By John Millington, Morning Star
LAYING THE BLAME: Lord Mandelson attempted to push the responsibility for Royal Mail’s difficulties on to unions, saying that they had a “negative attitude.”
Thousands of postal workers have picketed delivery centres across south-east London morning in an “unprecedented” show of industrial power over jobs, pay and cuts.
As many workers from across Britain were rising to leave for work, postal workers had already formed picket lines outside all 28 delivery centres in south-east London by 5am on Wednesday.
The action, which was called by the Communication Workers Union (CWU), comes hot on the heels of similar industrial stoppages taken by Scottish postal workers two weeks ago.
These latest walkouts were the first of a three-day strike strategy initiated by the union.
The actions took place at delivery centres, with strikes scheduled to take place at distribution and mail sorting offices today and tomorrow.
Among the delivery offices affected yesterday were New Cross, Peckham, Kennington, Mandela Way and Catford.
Hailing the success of the strike action, London divisional representative Martin Walsh, who visited several of the picket lines, labelled the turnout an “unprecedented success in modern times.
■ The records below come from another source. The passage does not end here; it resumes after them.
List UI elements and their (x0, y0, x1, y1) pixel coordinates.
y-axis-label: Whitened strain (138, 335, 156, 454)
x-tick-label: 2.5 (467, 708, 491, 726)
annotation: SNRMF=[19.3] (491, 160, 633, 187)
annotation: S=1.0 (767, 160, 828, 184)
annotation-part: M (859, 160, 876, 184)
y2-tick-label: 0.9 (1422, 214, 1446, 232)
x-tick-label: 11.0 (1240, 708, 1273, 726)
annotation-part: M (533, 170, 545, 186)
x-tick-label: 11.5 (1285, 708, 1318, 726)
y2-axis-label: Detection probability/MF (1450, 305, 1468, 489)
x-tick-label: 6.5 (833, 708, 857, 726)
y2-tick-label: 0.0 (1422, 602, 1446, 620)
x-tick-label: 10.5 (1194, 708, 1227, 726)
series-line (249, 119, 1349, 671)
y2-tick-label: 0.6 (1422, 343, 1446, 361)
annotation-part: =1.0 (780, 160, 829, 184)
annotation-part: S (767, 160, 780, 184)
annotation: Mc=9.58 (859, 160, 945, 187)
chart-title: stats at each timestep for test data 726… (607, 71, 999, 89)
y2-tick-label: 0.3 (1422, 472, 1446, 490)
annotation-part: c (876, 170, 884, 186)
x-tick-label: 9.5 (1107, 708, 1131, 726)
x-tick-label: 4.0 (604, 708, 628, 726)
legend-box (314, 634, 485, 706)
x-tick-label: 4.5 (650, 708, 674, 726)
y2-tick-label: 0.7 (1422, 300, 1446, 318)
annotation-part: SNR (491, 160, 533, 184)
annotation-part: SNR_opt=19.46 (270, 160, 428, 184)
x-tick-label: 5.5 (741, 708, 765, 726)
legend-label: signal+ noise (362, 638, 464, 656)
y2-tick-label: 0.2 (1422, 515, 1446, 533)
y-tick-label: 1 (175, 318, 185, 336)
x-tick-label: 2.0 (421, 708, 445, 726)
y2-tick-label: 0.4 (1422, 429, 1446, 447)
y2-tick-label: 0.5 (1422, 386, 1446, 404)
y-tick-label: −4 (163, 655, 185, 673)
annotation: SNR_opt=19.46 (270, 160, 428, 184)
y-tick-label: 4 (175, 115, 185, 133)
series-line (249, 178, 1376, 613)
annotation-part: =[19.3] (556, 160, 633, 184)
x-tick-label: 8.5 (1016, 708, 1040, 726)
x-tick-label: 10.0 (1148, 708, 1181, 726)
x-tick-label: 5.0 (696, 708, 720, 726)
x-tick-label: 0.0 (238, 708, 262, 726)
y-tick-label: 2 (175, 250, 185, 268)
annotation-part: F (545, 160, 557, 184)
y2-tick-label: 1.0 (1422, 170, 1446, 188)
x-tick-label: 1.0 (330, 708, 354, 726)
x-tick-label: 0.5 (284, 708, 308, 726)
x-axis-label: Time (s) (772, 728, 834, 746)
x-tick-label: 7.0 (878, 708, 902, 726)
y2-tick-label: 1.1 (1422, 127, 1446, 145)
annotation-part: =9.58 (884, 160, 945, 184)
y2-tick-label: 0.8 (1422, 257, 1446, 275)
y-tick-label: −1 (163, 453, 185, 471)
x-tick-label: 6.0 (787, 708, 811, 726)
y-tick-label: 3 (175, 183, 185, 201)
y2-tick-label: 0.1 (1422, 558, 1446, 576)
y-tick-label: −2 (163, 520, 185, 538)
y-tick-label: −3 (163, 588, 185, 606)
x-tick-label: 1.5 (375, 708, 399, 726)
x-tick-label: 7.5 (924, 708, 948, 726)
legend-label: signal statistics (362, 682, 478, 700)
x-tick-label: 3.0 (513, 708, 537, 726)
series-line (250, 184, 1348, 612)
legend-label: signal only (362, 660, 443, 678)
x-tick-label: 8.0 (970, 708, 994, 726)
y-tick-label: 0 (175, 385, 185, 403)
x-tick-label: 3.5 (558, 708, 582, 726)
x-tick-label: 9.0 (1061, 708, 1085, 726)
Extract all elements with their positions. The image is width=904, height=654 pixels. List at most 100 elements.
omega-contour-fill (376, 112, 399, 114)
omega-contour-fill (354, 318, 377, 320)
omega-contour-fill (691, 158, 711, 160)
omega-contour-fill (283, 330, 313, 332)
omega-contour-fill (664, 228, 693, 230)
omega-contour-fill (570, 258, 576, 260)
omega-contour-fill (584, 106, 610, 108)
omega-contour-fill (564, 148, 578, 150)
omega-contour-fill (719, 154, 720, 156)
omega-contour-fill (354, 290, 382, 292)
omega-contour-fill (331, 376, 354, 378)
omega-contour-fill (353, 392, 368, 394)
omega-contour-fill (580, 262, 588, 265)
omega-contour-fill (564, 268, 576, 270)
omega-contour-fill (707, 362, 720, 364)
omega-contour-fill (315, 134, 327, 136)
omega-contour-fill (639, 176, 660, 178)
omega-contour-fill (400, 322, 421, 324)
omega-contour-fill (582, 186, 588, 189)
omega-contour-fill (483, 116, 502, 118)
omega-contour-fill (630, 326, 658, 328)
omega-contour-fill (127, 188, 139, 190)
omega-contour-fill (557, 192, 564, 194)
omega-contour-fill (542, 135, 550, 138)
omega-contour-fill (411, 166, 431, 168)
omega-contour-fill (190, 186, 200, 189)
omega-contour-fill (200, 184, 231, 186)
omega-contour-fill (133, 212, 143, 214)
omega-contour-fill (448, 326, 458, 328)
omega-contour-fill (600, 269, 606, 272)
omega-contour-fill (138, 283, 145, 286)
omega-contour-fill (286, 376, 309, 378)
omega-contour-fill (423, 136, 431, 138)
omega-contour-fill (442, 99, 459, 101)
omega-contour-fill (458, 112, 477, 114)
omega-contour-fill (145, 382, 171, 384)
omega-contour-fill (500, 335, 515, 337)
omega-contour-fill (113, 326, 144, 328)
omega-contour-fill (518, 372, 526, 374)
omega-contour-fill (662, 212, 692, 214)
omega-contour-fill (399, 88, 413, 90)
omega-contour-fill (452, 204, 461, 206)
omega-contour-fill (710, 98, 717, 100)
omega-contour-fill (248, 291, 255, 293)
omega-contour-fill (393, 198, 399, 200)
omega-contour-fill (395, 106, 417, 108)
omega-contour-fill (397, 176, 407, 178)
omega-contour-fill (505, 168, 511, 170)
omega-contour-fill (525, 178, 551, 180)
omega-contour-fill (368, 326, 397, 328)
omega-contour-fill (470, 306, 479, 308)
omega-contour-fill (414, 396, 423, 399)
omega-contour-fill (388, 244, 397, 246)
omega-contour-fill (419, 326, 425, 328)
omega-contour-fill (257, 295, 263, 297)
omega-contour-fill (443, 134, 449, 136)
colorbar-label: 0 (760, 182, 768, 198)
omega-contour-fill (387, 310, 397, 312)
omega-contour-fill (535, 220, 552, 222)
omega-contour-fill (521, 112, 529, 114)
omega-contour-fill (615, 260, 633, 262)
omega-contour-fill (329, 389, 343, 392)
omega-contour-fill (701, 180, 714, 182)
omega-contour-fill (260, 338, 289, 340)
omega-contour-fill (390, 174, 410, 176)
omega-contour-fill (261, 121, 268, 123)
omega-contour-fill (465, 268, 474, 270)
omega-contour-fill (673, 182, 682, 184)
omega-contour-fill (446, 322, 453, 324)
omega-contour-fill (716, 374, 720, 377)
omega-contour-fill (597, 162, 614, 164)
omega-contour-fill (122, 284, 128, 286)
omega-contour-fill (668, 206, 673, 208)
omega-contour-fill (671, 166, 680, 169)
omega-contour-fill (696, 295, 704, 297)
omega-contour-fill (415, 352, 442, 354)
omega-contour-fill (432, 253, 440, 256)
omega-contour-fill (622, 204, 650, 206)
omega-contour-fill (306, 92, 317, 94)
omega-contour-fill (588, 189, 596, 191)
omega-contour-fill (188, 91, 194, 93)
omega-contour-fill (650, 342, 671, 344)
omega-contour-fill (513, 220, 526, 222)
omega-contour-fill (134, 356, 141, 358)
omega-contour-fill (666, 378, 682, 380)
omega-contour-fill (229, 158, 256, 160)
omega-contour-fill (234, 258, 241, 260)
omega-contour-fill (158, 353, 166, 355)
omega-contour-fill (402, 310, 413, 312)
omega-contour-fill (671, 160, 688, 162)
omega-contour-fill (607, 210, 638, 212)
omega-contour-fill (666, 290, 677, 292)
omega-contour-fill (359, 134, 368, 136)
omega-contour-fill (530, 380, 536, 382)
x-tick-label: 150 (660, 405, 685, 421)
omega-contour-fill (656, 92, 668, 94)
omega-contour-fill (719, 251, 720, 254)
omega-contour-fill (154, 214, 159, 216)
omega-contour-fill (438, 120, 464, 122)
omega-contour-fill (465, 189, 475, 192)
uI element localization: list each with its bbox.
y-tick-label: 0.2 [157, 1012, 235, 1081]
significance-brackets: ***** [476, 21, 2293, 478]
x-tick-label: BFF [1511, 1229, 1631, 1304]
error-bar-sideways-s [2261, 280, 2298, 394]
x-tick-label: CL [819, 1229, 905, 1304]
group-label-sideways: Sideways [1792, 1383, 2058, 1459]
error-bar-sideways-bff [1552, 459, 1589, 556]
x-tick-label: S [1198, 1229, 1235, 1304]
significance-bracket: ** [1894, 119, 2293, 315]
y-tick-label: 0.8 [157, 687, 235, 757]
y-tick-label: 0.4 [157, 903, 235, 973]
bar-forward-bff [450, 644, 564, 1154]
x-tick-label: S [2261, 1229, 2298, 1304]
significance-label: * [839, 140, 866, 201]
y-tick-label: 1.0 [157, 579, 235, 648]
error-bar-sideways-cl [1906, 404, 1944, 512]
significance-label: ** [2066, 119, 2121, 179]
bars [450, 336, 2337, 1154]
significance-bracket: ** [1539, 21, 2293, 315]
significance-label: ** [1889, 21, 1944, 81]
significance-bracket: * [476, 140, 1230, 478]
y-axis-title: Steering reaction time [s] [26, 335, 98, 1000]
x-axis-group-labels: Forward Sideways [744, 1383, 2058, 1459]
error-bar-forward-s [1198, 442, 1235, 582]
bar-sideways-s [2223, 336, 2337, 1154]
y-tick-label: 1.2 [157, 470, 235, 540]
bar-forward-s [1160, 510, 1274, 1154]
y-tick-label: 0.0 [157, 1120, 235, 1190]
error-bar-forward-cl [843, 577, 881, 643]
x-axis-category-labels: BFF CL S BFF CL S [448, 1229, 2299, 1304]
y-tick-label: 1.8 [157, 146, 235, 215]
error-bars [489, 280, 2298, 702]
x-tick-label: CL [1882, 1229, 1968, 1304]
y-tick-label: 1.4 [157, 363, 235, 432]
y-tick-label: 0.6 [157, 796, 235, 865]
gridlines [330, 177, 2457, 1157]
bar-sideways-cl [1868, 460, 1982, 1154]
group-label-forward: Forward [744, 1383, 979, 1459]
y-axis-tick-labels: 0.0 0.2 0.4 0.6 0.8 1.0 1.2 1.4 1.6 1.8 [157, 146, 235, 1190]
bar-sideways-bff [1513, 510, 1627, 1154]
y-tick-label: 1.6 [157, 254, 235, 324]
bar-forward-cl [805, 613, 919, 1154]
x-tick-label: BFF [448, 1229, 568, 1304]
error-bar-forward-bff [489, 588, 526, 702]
“Out of a unionised work force of 1,500, only 28 people went to work this morning, an average of only one for each delivery centre in the whole of south-east London,” an ecstatic Mr Walsh told the Star.
“We are out today to try to stop the government rubbishing a perfectly good service to the public.”
Mr Walsh was also keen to highlight a rare victory at the High Court, where Royal Mail attempted to get an injunction on the CWU.
“Royal Mail employers attempted to gain an injunction against the union and lost. Because of this, they had to pay all the court fees,” he said.
Despite the recent climbdown by Lord Mandelson of putting the part-privatisation of Royal Mail on “indefinite hold,” problems remain for postal workers.
Lord Mandelson attempted to push the responsibility for Royal Mail’s difficulties on to unions, saying that they had a “negative attitude.”
However, a spokeswoman for the CWU said that postal workers had been forced into a corner by unreasonable management who had not implemented all four phases of the modernisation agreement.
“As we have stated repeatedly, the first three phases of the modernisation agreement between Royal Mail and unions have been implemented and we are happy with this.
The problem is the fourth phase. They have not brought in new machinery and have not set up working parties to improve industrial relations.
They have simply laid people off and refused point blank to meet with us and negotiate these outstanding issues,” she said.
The CWU spokeswoman warned that more industrial action was to follow if management did not return to the negotiating table.
“Mail distribution staff will walk out Thursday and mail sorting offices will form picket lines on Friday,” she said.
She added that the biggest of these will be at 5pm today at Willesden distribution centre in north London.
The CWU will be holding a national day of industrial action and demonstration on Friday July 17, when postal workers from across the country will strike, refuse overtime or demonstrate outside the gates of their workplaces.